A PROTEST group is set for a fresh fight after supermarket giant Sainsbury’s revealed it was to take over a historic shop in Portobello.
Local traders today said the chain’s arrival in the town was “the last thing they needed”.
Campaign group Portobello Campaign Against The Superstore (PCATS), which successfully fought plans to open a superstore at a Scottish Power site in 2005, is now planning to meet to discuss taking action.
Sainsbury’s said it would create around 25 full and part-time jobs with its new “Local” branch after taking over Woodwares Mica Hardware in Portobello High Street.
The owners of the hardware shop said they were retiring and welcomed the supermarket.
As Woodwares already has planning permission for retail use, Sainsbury’s would only need to submit an application to change the signage on the listed building.
Billy Hoy, who owns independent butcher Findlay’s of Portobello, said it could spell disaster for smaller shops.
He said: “Things are that quiet at the moment the last thing you need is a big supermarket in the area.
“Shoppers are going to go there as they will be able to buy all sorts of bits and bobs under the one roof. Everywhere these stores open up, the smaller shops end up closing.”
Stephen Hawkins, chairman of PCATS, said: “I’m disappointed Portobello is losing Woodwares, which is part of the variety of the High Street.
“I also wonder if some traders won’t survive after a national store moves in.”

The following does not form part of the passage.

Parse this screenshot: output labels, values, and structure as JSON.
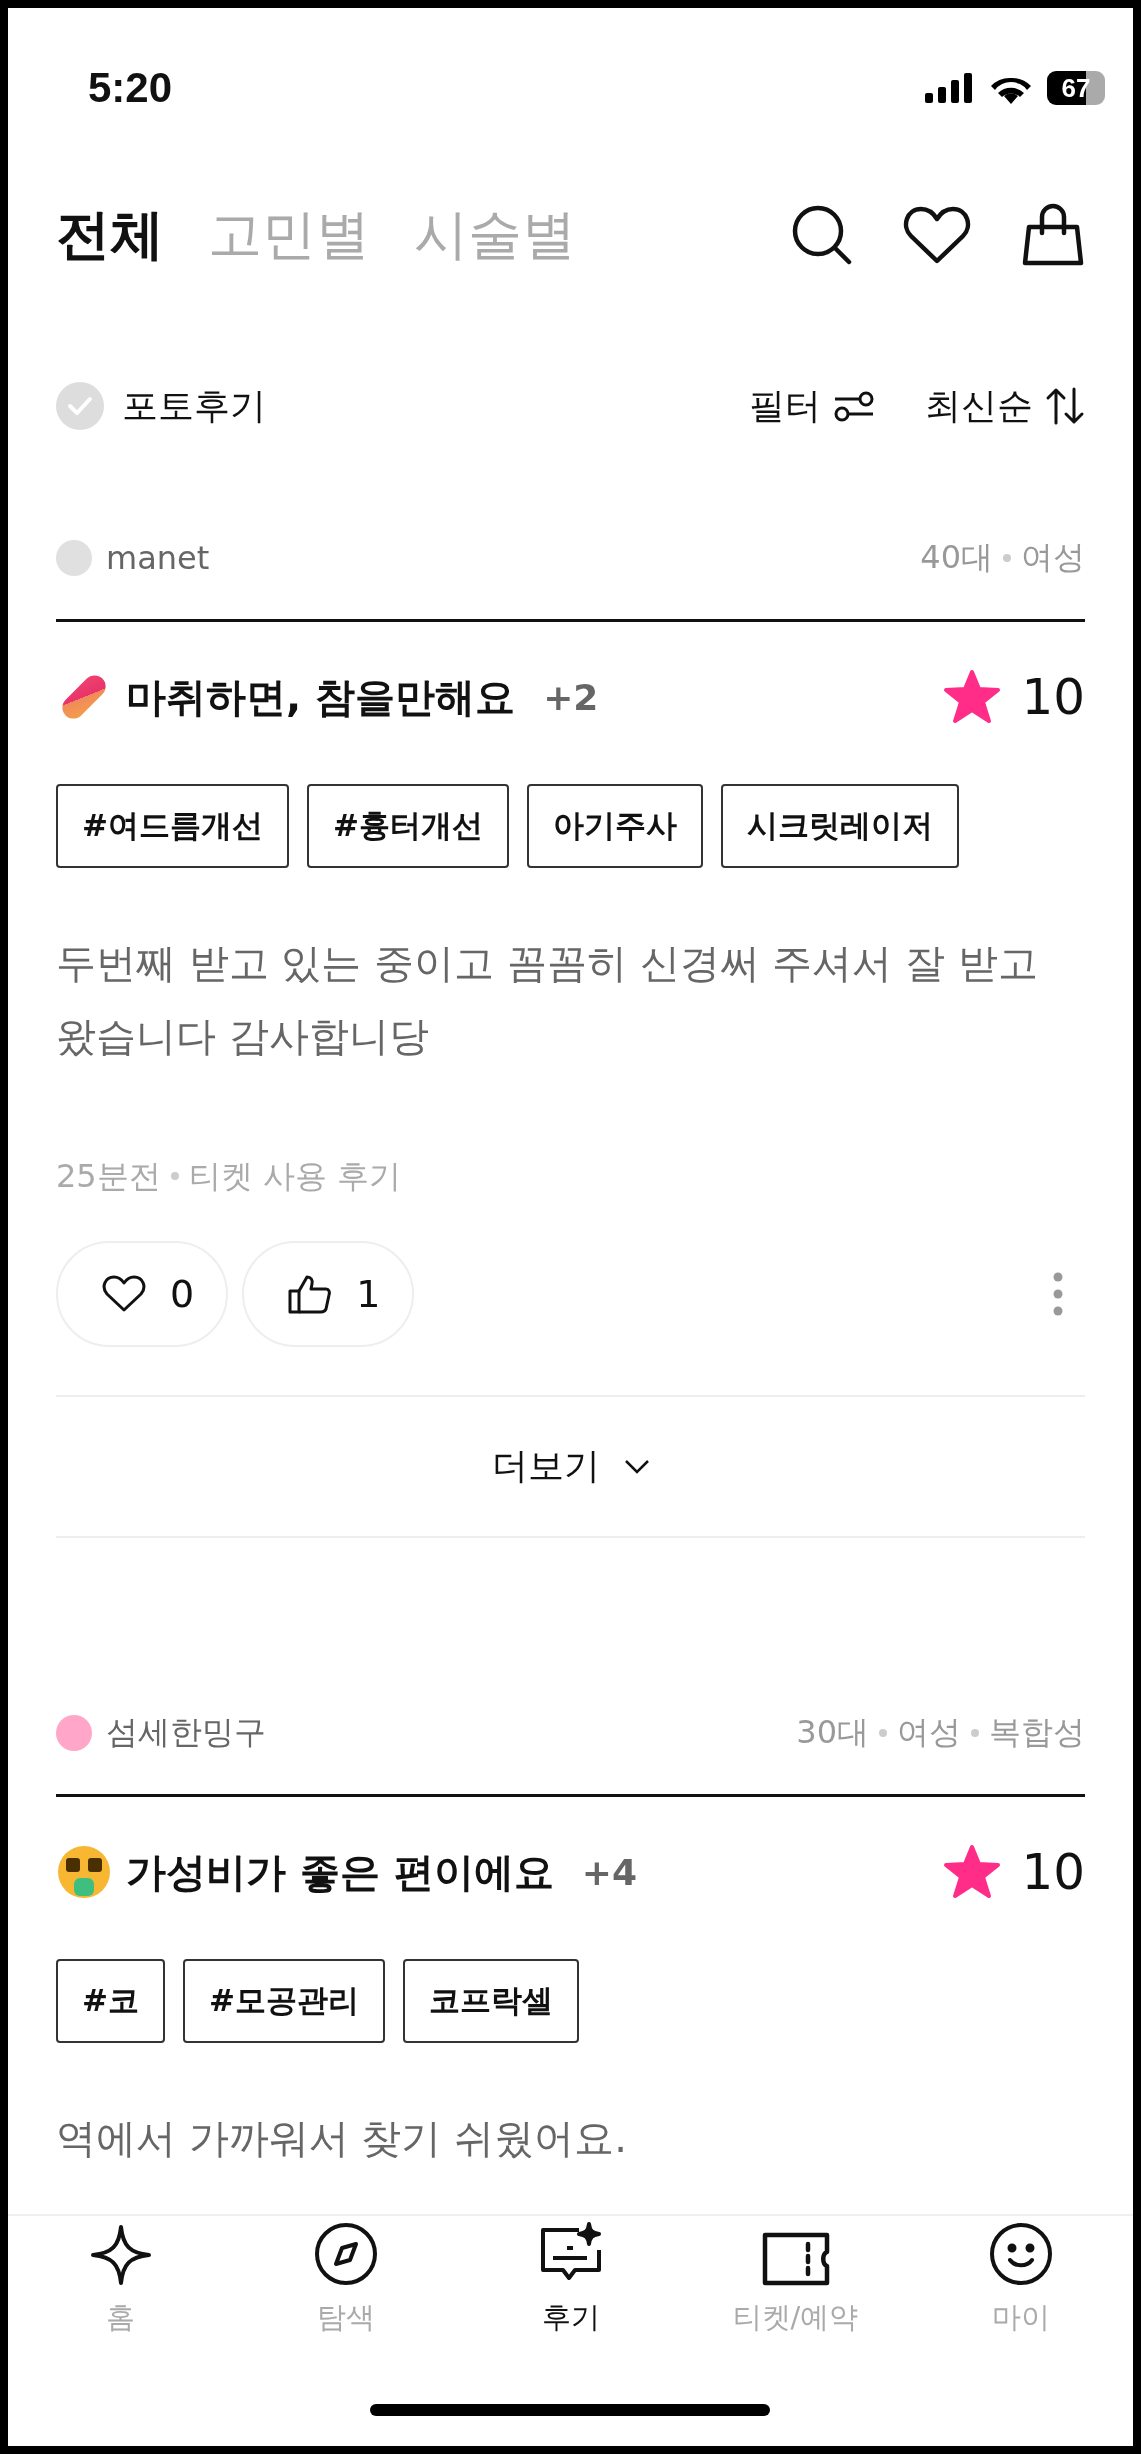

Portobello councillor Mike Bridgman said he hoped Sainsbury’s would consult businesses before going ahead with the plans. He added: “I don’t think it will go down well with a community who fought against the opening of a supermarket a few years ago.”
Campaigners in Bruntsfield led an unsuccessful campaign to prevent Sainsbury’s taking over the former Peckham’s delicatessen earlier this year, while a new store in Morningside has been welcomed by locals.
The company said the Bruntsfield branch had proved successful and been welcomed by some nearby businesses.
Regional acquisitions manager Jim Bishop said: “Sainsbury’s always works hard with local traders, and our stores can help to keep high street locations vibrant after other shops have closed.”